Je suis assis sur la petite île rocheuse et ma respiration s'écoule comme le fleuve autour de moi. J'ai besoin de toute ma concentration pour rester immobile ici et me soustraire à son flux. Ensuite seulement je peux le sentir en moi, l’écoulement de l’eau, de l’amont vers l’aval. Si vous avez jamais observé un fleuve, même plus… naturel que celui-ci, vous savez que ce n’est pas aussi simple. Ici il ralentit tellement qu’on croirait une mer étale, là il accélère en rapide tumultueux, là-bas il tourbillonne et ne sait même plus dans quel sens il va. Par moments il s’égare en d’étranges diffluences, se perd dans des marécages.
Mais le gros du flux continue, je le sais bien. Je peux à présent voir les innombrables esquifs emportés dans son cours. La plupart sont bien trop obsédés par leur course pour m’apercevoir. Il arrive pourtant que l’un d’eux croise mon regard.
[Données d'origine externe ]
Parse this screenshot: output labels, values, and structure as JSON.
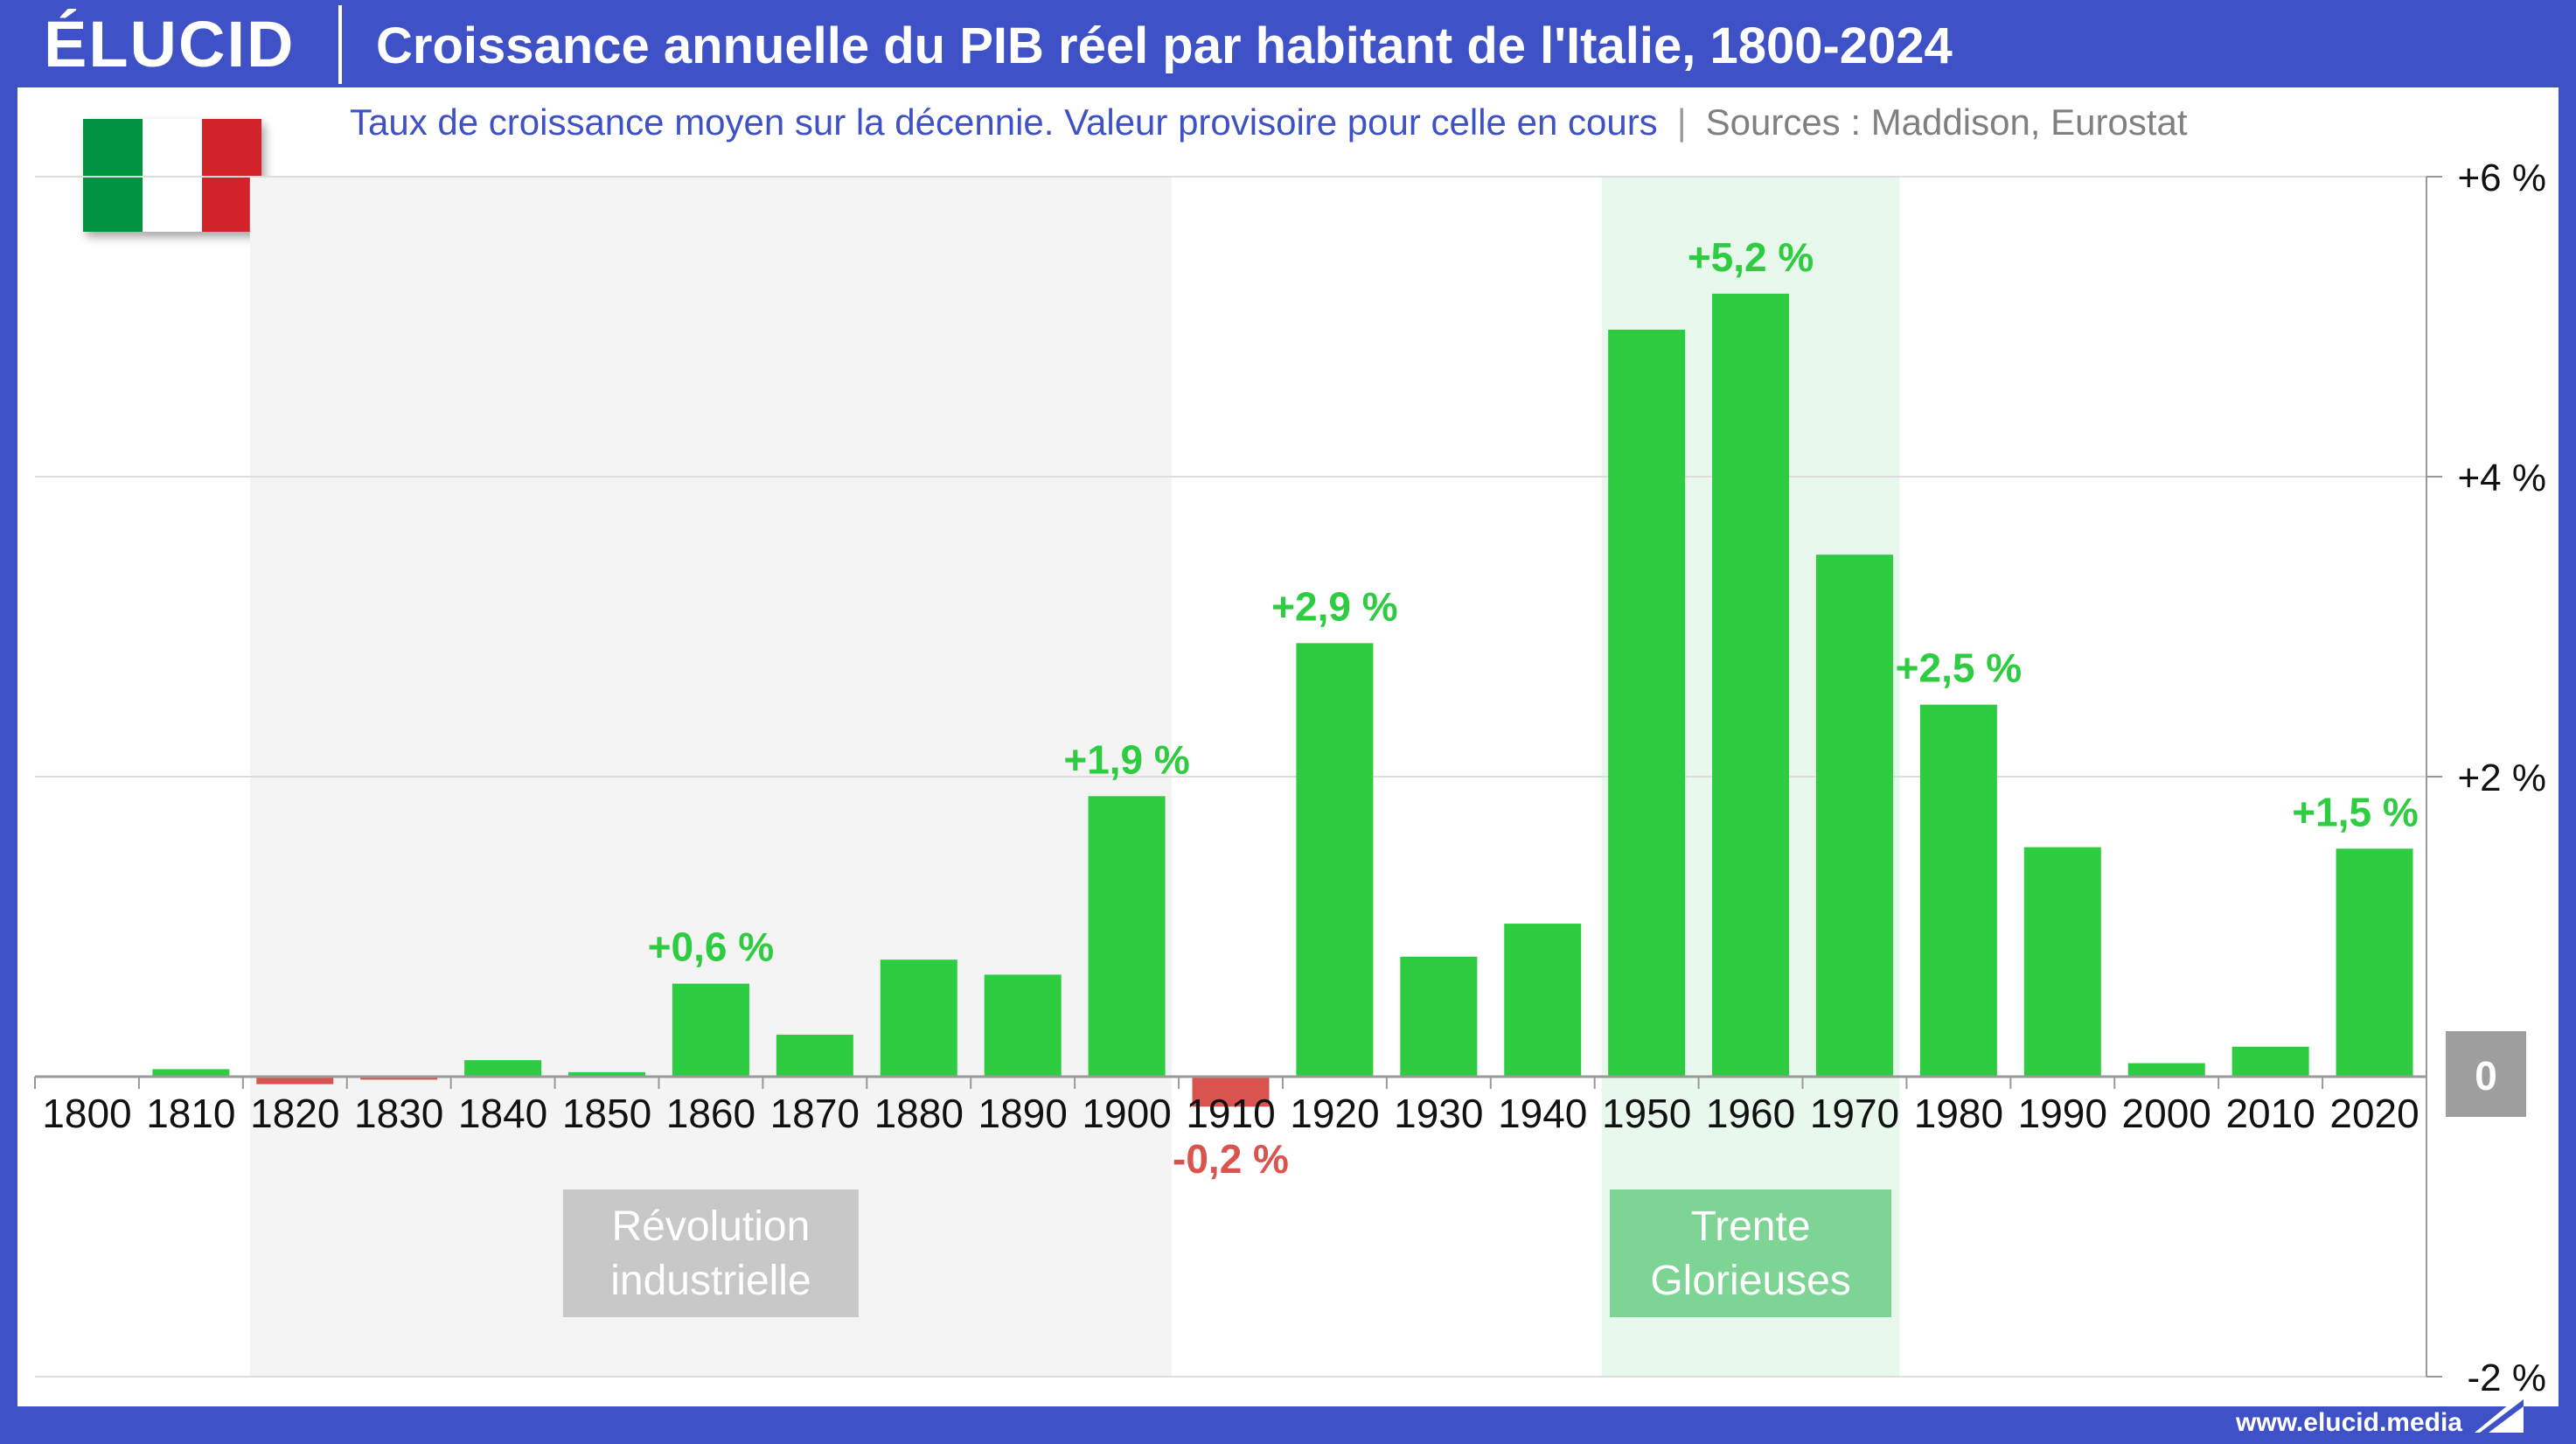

J’y lis presque toujours la même expression : l’envie — la haine parfois. Parce que je ne suis pas emporté par le fleuve ils me croient immortel. Ça ne fonctionne pas du tout comme ça. La Mort et le Temps n’ont pas du tout les mêmes règles.
Parfois aussi je distingue d’autres êtres qui, comme moi, jouent avec le fleuve. D’autres îlots. Quelques engins improbables qui surgissent de l’eau pour replonger plus loin dans le fleuve — ou plus haut, en amont, à rebrousse-courant.
L’eau s’en moque. Elle coule.
Ce qui m’intéresse le plus, c’est cette femme-là qui mène sa barque dans le courant comme une navigatrice. Elle perçoit les courants, les utilise. Là, par exemple, elle a encalminé son radeau dans un coin, et elle n’est même pas en train de méditer comme moi. Je me demande comment elle s’y prend. Je me demande à quoi elle peut occuper tout ce temps gagné, par petites poches, avant de se lancer à nouveau dans les courants. Je me demande si c’est une sorcière, ou une moniale — ou une mère de famille.